Procès des attentats de Bruxelles : après le portrait d’Atar, la séance de questions/réponses se poursuit

Oussama Atar était bien l’émir du groupe, le commanditaire des attentats commis le 22 mars 2016 à Bruxelles, ont affirmé les enquêteurs jeudi matin devant la cour d’assises de Bruxelles, poursuivant un exposé entamé la veille. La cour a ensuite entamé la session de questions/réponses entre les parties civiles et les premiers intervenants qui ont porté secours aux victimes de Zaventem et Maelbeek.

Revoir | Procès des attentats de Bruxelles : les enquêteurs font le portrait de Sofien Ayari, Salah Abdeslam et Oussama Atar

L’accusé, présumé mort en Syrie, avait intégré une brigade d’élite au sein de l’Etat islamique, la “Liwa as Saddiq (également appelée “Abu Bakr as Saddiq”), ont d’abord retracé les enquêteurs et juges d’instruction. Créée en 2014 par Abou Mohamed al-Adnani et composée de combattants étrangers (Najim Laachraoui et Osama krayem en faisaient semble-t-il également partie), cette cellule opérait sous la tutelle Oussama Atar pour diriger certaines opérations. On lui attribue notamment l’organisation d’attentats terroristes. Quelques-uns de ses membres sont apparus dans des vidéos montrant l’exécution d’otages occidentaux.

En parallèle, il a été mis en évidence qu’Oussama Attar faisait également partie de la Copex, le bureau des opérations extérieures de l’EI. “Sachant la Liwa as Saddq et la Copex, également dirigée par Abou Mohamed Al-Adnani, entretenaient sans soute des liens“, ont souligné les enquêteurs. C’est par le biais de cette structure qu’Oussama Atar va recruter plusieurs membres pour exécuter des missions en Europe. Il est soupçonné par les enquêteurs d’avoir été le lien entre les “entités” de Molenbeek et de Laeken, qui ne se connaissaient pas et donc d’avoir créé la cellule bruxelloise au sens large.

“Le commanditaire des attaques et le preneur de décision”
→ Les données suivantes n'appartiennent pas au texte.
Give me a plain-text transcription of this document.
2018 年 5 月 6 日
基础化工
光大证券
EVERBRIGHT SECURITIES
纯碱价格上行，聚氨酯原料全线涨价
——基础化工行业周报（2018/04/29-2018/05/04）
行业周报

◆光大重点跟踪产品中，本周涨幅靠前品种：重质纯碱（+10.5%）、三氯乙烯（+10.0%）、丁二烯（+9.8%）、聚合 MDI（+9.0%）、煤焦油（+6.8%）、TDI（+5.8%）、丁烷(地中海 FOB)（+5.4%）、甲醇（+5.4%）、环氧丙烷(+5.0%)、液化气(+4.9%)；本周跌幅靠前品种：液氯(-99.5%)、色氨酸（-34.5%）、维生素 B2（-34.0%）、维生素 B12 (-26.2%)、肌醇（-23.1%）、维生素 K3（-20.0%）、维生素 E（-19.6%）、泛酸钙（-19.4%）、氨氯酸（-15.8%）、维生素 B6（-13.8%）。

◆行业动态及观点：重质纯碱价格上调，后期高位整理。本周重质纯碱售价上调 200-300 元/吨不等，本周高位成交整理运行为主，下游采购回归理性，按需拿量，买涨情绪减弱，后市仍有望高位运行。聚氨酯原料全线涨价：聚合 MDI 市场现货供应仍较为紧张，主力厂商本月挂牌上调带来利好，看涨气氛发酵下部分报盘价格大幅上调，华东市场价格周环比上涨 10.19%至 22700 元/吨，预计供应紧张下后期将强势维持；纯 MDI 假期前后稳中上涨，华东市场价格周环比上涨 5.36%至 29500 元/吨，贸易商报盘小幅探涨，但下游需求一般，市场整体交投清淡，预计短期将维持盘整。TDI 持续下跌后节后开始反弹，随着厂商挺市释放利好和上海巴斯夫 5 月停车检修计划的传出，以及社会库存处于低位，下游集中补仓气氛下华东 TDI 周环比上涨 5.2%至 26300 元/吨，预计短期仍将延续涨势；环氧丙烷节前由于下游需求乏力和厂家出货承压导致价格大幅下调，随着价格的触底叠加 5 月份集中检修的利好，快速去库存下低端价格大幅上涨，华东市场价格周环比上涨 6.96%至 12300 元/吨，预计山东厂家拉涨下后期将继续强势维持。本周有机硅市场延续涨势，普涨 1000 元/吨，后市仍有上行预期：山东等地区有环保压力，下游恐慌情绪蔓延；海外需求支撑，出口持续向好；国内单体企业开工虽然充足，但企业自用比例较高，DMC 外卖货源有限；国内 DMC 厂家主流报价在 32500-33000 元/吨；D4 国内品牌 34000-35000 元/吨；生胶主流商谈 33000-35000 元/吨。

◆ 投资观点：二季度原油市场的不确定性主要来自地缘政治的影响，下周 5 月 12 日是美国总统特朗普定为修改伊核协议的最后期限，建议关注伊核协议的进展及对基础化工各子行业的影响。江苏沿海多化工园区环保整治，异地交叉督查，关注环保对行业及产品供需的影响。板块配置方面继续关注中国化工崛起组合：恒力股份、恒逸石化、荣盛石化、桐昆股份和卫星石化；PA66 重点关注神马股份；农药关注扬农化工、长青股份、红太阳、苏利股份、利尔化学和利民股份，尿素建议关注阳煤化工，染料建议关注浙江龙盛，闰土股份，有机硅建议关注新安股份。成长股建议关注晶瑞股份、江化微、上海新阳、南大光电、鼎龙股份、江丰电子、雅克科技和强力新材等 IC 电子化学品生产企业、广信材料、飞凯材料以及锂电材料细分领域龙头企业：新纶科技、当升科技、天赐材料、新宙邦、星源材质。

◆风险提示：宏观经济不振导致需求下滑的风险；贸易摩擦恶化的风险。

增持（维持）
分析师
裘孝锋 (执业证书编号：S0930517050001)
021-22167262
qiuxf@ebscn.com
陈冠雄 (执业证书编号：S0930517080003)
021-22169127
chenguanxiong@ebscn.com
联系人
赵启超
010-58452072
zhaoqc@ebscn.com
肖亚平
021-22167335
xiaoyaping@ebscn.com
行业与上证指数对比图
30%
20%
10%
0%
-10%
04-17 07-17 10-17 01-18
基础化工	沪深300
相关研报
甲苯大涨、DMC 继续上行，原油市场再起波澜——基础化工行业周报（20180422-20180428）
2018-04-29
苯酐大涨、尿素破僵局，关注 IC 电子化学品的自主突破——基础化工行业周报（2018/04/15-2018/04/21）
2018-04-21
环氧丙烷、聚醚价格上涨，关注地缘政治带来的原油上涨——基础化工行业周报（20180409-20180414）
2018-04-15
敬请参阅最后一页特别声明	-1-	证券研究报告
Il connaissait les frères El Bakraoui, pour être leur cousin, et aurait fréquenté Sofien Ayari, Najim Laachraoui et Osama Krayem en Syrie, selon les enquêteurs. Il avait déjà également croisé Ali El Haddad Asufi chez les frères El Bakraoui.  Alors quel rôle le Belgo-Marocain a-t-il joué dans les attentats de Bruxelles ? “C’était l’émir, la personne de référence pour le groupe, mais aussi le probable commanditaire des attaques et le preneur de décisions“, pointent les enquêteurs. Différents éléments l’attestent comme des documents audio précédemment évoqués au cours des auditions et des mémos laissés par des membres de la cellule terroriste.

Divers devoirs d’enquête ont été menés pour retracer son profil, son parcours de radicalisation et ses agissements terroristes. “Mais l’homme a laissé peu de traces. Il n’avait pas l’habitude de se répandre sur les réseaux sociaux et n’apparait pas dans de la propagande officielle“, précisent les enquêteurs. Une enquête de moralité a également été menée auprès de sa mère et de trois de ses soeurs.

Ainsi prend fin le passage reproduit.